AVS 53rd International Symposium
    Electronic Materials and Processing Thursday Sessions
       Session EM-ThP

Paper EM-ThP25
Solid Source Phosphorous Doping in Si

Thursday, November 16, 2006, 5:30 pm, Room 3rd Floor Lobby

Session: Electronic Materials and Processing Poster Session
Presenter: G.G. Jernigan, U.S. Naval Research Laboratory
Authors: G.G. Jernigan, U.S. Naval Research Laboratory
P.E. Thompson, U.S. Naval Research Laboratory
Correspondent: Click to Email
Phosphorus doping in Si is being pursed as a possible single spin qubit for quantum computing and as a delta layer for use in a resonant interband tunnel diode. We are using a unique doping source, based on the decomposition of GaP, to produce P in a solid source molecular beam epitaxy machine. This has advantages over the use of phosphine gas decomposition due to the use of lower sample temperatures (< 500 °C) and higher surface coverages (due the absence of hydrogen).
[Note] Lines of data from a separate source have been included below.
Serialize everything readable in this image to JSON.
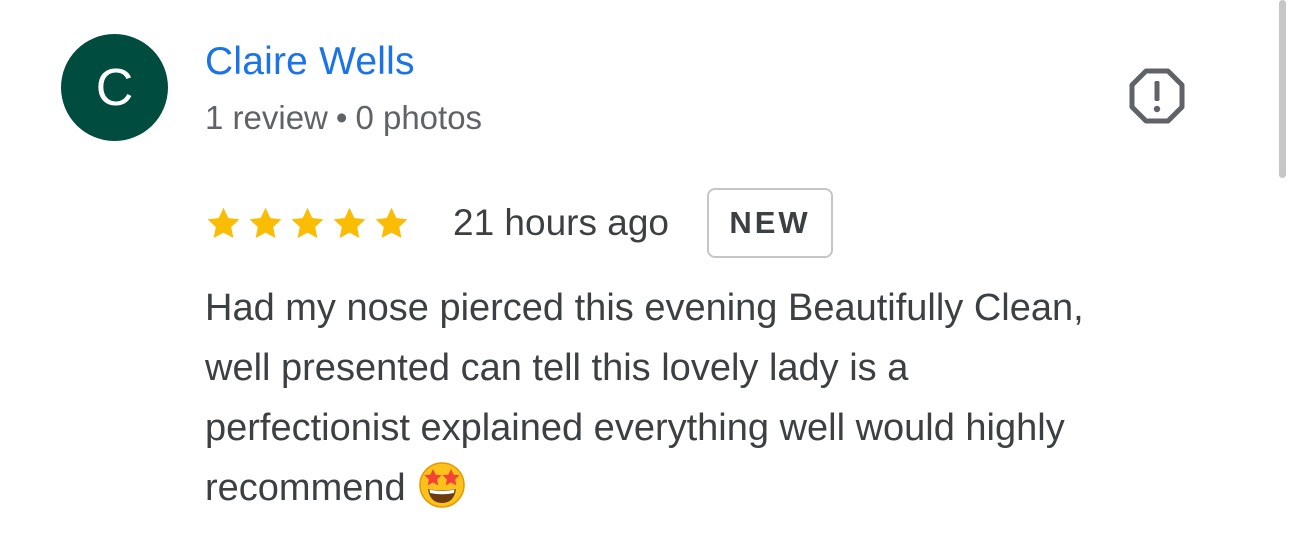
{
  "reviewer": {
    "initial": "C",
    "name": "Claire Wells",
    "review_count": "1 review",
    "separator": "•",
    "photo_count": "0 photos",
    "avatar_color": "#004d40",
    "name_color": "#1a73e8"
  },
  "review": {
    "rating": 5,
    "rating_max": 5,
    "star_color": "#fbbc04",
    "time": "21 hours ago",
    "badge": "NEW",
    "text_lines": [
      "Had my nose pierced this evening Beautifully Clean,",
      "well presented can tell this lovely lady is a",
      "perfectionist explained everything well would highly",
      "recommend"
    ],
    "emoji": "star-struck-emoji"
  },
  "icons": {
    "report": "report-octagon-icon",
    "star": "star-icon"
  }
}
We will present a study of the adsorption and desorption of P in the temperature range of 25-800 °C on a Si (100) surface using in vacuo XPS and STM. P is found to adsorb up to one complete monolayer (ML) between 25 and 500 °C and does not form a multilayer. The surface consists of long rows of P dimers separated by vacancy lines. Beginning with 1 ML, P desorbs from Si between 500 and 800 °C. A simple Redhead analysis indicates a second order desorption with an activation energy of ~29 Kcal/mol. Desorption disrupts the P dimer morphology resulting in individual P atoms moving on the surface. STM IV analysis indicates that layer conductivity changes when the dimers break and when P begins to desorb. Compared to a Si surface without P, we find that annealing a surface with a submonolayer of P produces a surface whose step edges are very highly kinked. The relevance of P surface coverage and surface morphology, along with the co-deposition of P and Si, to device applications will be discussed.